- Born: Fay Abrahams March 29, 1932 San Francisco, California, U.S.
- Died: May 19, 1980 (aged 48) British Hong Kong
- Education: B.A. in English literature; J.D. in law
- Alma mater: Reed College; University of California, Berkeley; University of Chicago
- Occupation: Lawyer
- Known for: Prisoner rights activism
- Spouse: Marvin Stender
- Children: Neal and Oriane Stender

= Fay Stender =

American lawyer and activist (1932–1980)

Fay Abrahams Stender (March 29, 1932 – May 19, 1980) was an American lawyer from the San Francisco Bay Area, and a prisoner rights activist.
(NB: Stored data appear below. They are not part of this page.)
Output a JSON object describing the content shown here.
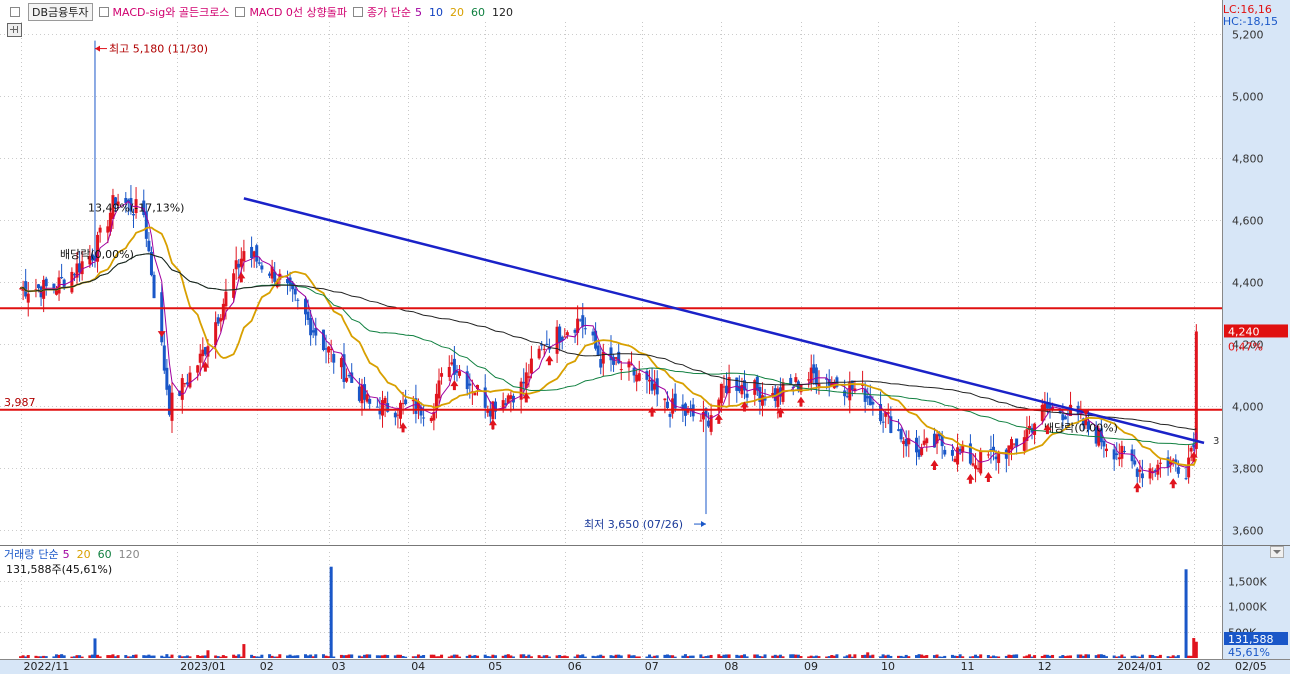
{
  "header": {
    "stock_name": "DB금융투자",
    "indicators": [
      {
        "text": "MACD-sig와 골든크로스",
        "color": "#d0006f"
      },
      {
        "text": "MACD 0선 상향돌파",
        "color": "#d0006f"
      }
    ],
    "ma_label": "종가 단순",
    "ma_periods": [
      {
        "text": "5",
        "color": "#a000a0"
      },
      {
        "text": "10",
        "color": "#1040c0"
      },
      {
        "text": "20",
        "color": "#d8a000"
      },
      {
        "text": "60",
        "color": "#108040"
      },
      {
        "text": "120",
        "color": "#222222"
      }
    ]
  },
  "lc_label": "LC:16,16",
  "hc_label": "HC:-18,15",
  "volume_header": {
    "label": "거래량",
    "ma_label": "단순",
    "ma_periods": [
      {
        "text": "5",
        "color": "#a000a0"
      },
      {
        "text": "20",
        "color": "#d8a000"
      },
      {
        "text": "60",
        "color": "#108040"
      },
      {
        "text": "120",
        "color": "#888888"
      }
    ],
    "current_volume": "131,588주(45,61%)"
  },
  "annotations": {
    "high": "최고 5,180 (11/30)",
    "low": "최저 3,650 (07/26)",
    "drop_pct": "13,49%(-17,13%)",
    "dividend_1": "배당락(0,00%)",
    "dividend_2": "배당락(0,00%)",
    "support_label": "3,987",
    "right_edge_label": "3"
  },
  "price_box": {
    "value": "4,240",
    "change": "0,47%"
  },
  "volume_box": {
    "value": "131,588",
    "pct": "45,61%"
  },
  "colors": {
    "up": "#e0141e",
    "down": "#1a57c8",
    "trendline": "#1a22c8",
    "hline": "#e01010",
    "ma5": "#a000a0",
    "ma10": "#1040c0",
    "ma20": "#d8a000",
    "ma60": "#108040",
    "ma120": "#222222",
    "axis_panel": "#d7e6f7"
  },
  "chart_data": {
    "type": "candlestick",
    "price_axis": {
      "ticks": [
        3600,
        3800,
        4000,
        4200,
        4400,
        4600,
        4800,
        5000,
        5200
      ],
      "range": [
        3550,
        5240
      ]
    },
    "volume_axis": {
      "ticks": [
        500000,
        1000000,
        1500000
      ],
      "tick_labels": [
        "500K",
        "1,000K",
        "1,500K"
      ],
      "range": [
        0,
        1900000
      ]
    },
    "x_tick_labels": [
      "2022/11",
      "2023/01",
      "02",
      "03",
      "04",
      "05",
      "06",
      "07",
      "08",
      "09",
      "10",
      "11",
      "12",
      "2024/01",
      "02",
      "02/05"
    ],
    "horizontal_lines": [
      4315,
      3987
    ],
    "trendline": {
      "from": {
        "date": "2023/01/27",
        "value": 4670
      },
      "to": {
        "date": "2024/02/05",
        "value": 3880
      }
    },
    "last_close": 4240,
    "high": {
      "date": "2022/11/30",
      "value": 5180
    },
    "low": {
      "date": "2023/07/26",
      "value": 3650
    },
    "anchors": [
      {
        "date": "2022/11/14",
        "value": 4380
      },
      {
        "date": "2022/11/30",
        "value": 4500
      },
      {
        "date": "2022/12/08",
        "value": 4670
      },
      {
        "date": "2022/12/19",
        "value": 4620
      },
      {
        "date": "2022/12/29",
        "value": 4000
      },
      {
        "date": "2023/01/10",
        "value": 4150
      },
      {
        "date": "2023/01/27",
        "value": 4500
      },
      {
        "date": "2023/02/09",
        "value": 4420
      },
      {
        "date": "2023/02/27",
        "value": 4200
      },
      {
        "date": "2023/03/17",
        "value": 4000
      },
      {
        "date": "2023/04/10",
        "value": 3990
      },
      {
        "date": "2023/04/17",
        "value": 4150
      },
      {
        "date": "2023/05/03",
        "value": 4000
      },
      {
        "date": "2023/05/15",
        "value": 4060
      },
      {
        "date": "2023/05/24",
        "value": 4200
      },
      {
        "date": "2023/06/07",
        "value": 4280
      },
      {
        "date": "2023/06/15",
        "value": 4150
      },
      {
        "date": "2023/06/29",
        "value": 4100
      },
      {
        "date": "2023/07/10",
        "value": 4000
      },
      {
        "date": "2023/07/26",
        "value": 3950
      },
      {
        "date": "2023/08/04",
        "value": 4080
      },
      {
        "date": "2023/08/21",
        "value": 4030
      },
      {
        "date": "2023/09/06",
        "value": 4100
      },
      {
        "date": "2023/09/26",
        "value": 4040
      },
      {
        "date": "2023/10/16",
        "value": 3850
      },
      {
        "date": "2023/10/25",
        "value": 3880
      },
      {
        "date": "2023/11/08",
        "value": 3820
      },
      {
        "date": "2023/11/22",
        "value": 3860
      },
      {
        "date": "2023/12/05",
        "value": 3990
      },
      {
        "date": "2023/12/14",
        "value": 3980
      },
      {
        "date": "2023/12/26",
        "value": 3900
      },
      {
        "date": "2024/01/05",
        "value": 3830
      },
      {
        "date": "2024/01/12",
        "value": 3790
      },
      {
        "date": "2024/01/22",
        "value": 3820
      },
      {
        "date": "2024/01/29",
        "value": 3800
      },
      {
        "date": "2024/02/01",
        "value": 3900
      },
      {
        "date": "2024/02/02",
        "value": 4240
      }
    ]
  }
}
Some of her better-known clients included Black Panther leader Huey Newton, and the Soledad Brothers, including Black Guerrilla Family founder George Jackson.
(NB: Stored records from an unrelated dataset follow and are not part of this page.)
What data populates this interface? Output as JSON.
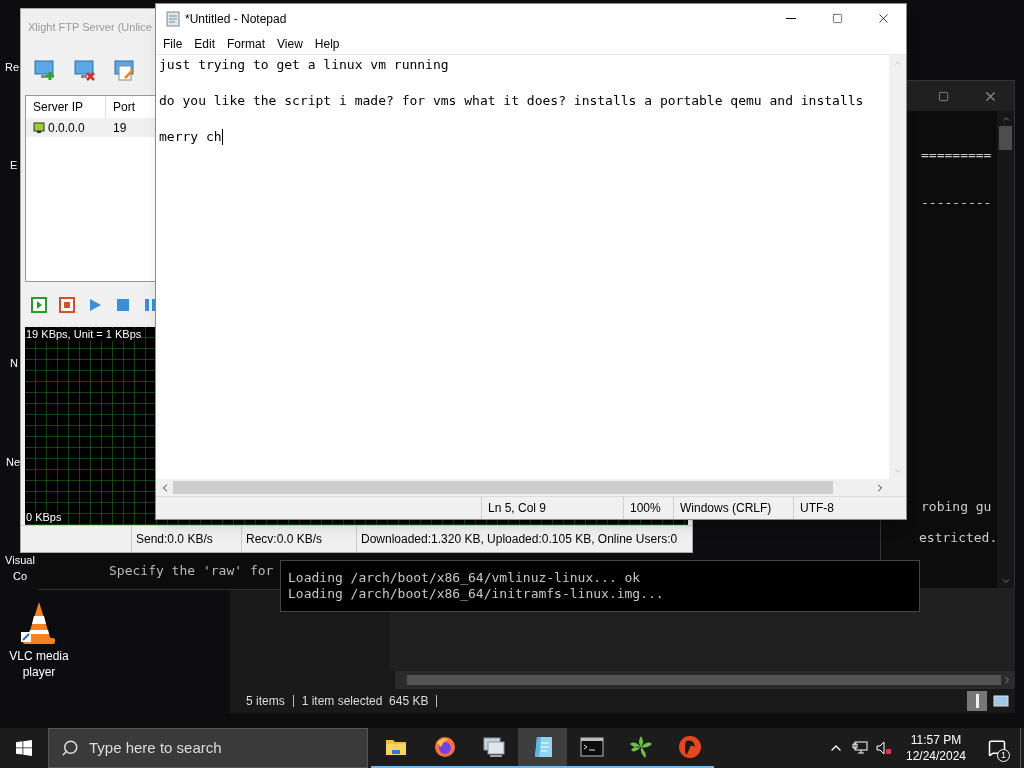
{
  "desktop_icons": [
    {
      "label": "Re"
    },
    {
      "label": "E"
    },
    {
      "label": "N"
    },
    {
      "label": "Ne"
    },
    {
      "label": "Visual Co"
    },
    {
      "label": "VLC media player",
      "kind": "vlc"
    }
  ],
  "console_window": {
    "lines": [
      "=========",
      "---------",
      "robing gu",
      "estricted."
    ]
  },
  "explorer_window": {
    "status": [
      "5 items",
      "1 item selected  645 KB"
    ]
  },
  "terminal_window": {
    "text": "Specify the 'raw' for"
  },
  "qemu_window": {
    "lines": [
      "Loading /arch/boot/x86_64/vmlinuz-linux... ok",
      "Loading /arch/boot/x86_64/initramfs-linux.img..."
    ]
  },
  "xlight_window": {
    "title": "Xlight FTP Server (Unlice",
    "columns": [
      "Server IP",
      "Port"
    ],
    "rows": [
      {
        "ip": "0.0.0.0",
        "port": "19",
        "selected": true
      }
    ],
    "graph": {
      "top_label": "19 KBps, Unit = 1 KBps",
      "bottom_label": "0 KBps"
    },
    "status": [
      "Send:0.0 KB/s",
      "Recv:0.0 KB/s",
      "Downloaded:1.320 KB, Uploaded:0.105 KB, Online Users:0"
    ]
  },
  "notepad": {
    "title": "*Untitled - Notepad",
    "menu": [
      "File",
      "Edit",
      "Format",
      "View",
      "Help"
    ],
    "lines": [
      "just trying to get a linux vm running",
      "do you like the script i made? for vms what it does? installs a portable qemu and installs",
      "merry ch"
    ],
    "status": [
      "Ln 5, Col 9",
      "100%",
      "Windows (CRLF)",
      "UTF-8"
    ]
  },
  "taskbar": {
    "search_placeholder": "Type here to search",
    "apps": [
      {
        "kind": "folder",
        "selected": false
      },
      {
        "kind": "firefox",
        "selected": false
      },
      {
        "kind": "network",
        "selected": false
      },
      {
        "kind": "notepad",
        "selected": true
      },
      {
        "kind": "terminal",
        "selected": false
      },
      {
        "kind": "leaf",
        "selected": false
      },
      {
        "kind": "parrot",
        "selected": false
      }
    ],
    "time": "11:57 PM",
    "date": "12/24/2024",
    "notifications": "1"
  }
}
==Soledad Brothers and George Jackson==
In 1970, after Stender edited and arranged for Jackson's prison letters to be published as Soledad Brother: The Prison Letters of George Jackson, Jackson became a celebrity. Stender persuaded French intellectual Jean Genet to write an introduction, propelling the book to a best seller. The substantial proceeds from the book went to a legal defense fund that she set up. Stender eventually had a falling out with Jackson over his repeated requests that she smuggle weapons and explosives into the prison. Jackson was killed in 1971 during an attempted escape from San Quentin prison.

==Death and legacy==
In 1979, Black Guerrilla Family member Edward Glenn Brooks, recently paroled, entered Stender's home in Berkeley, tied up her son, daughter, and her lover Joan Morris and shot Stender several times for what he said was Stender's betrayal of Jackson. Brooks forced Stender to state: "I, Fay Stender, admit I betrayed George Jackson and the prison movement when they needed me most" just before he shot her. Stender was left paralyzed below the waist; in constant pain from her injuries, she committed suicide in Hong Kong about a year later, after testifying against Brooks. Brooks was sentenced to 17 years' imprisonment for Stender's attempted murder in 1980.

The California Women Lawyers Association has an award dedicated to her memory. Established in 1982, the annual award is given to "a feminist attorney who, like Fay Stender, is committed to the representation of women, disadvantaged groups and unpopular causes, and whose courage, zest for life and demonstrated ability to effect change as a single individual make her a role model for women attorneys."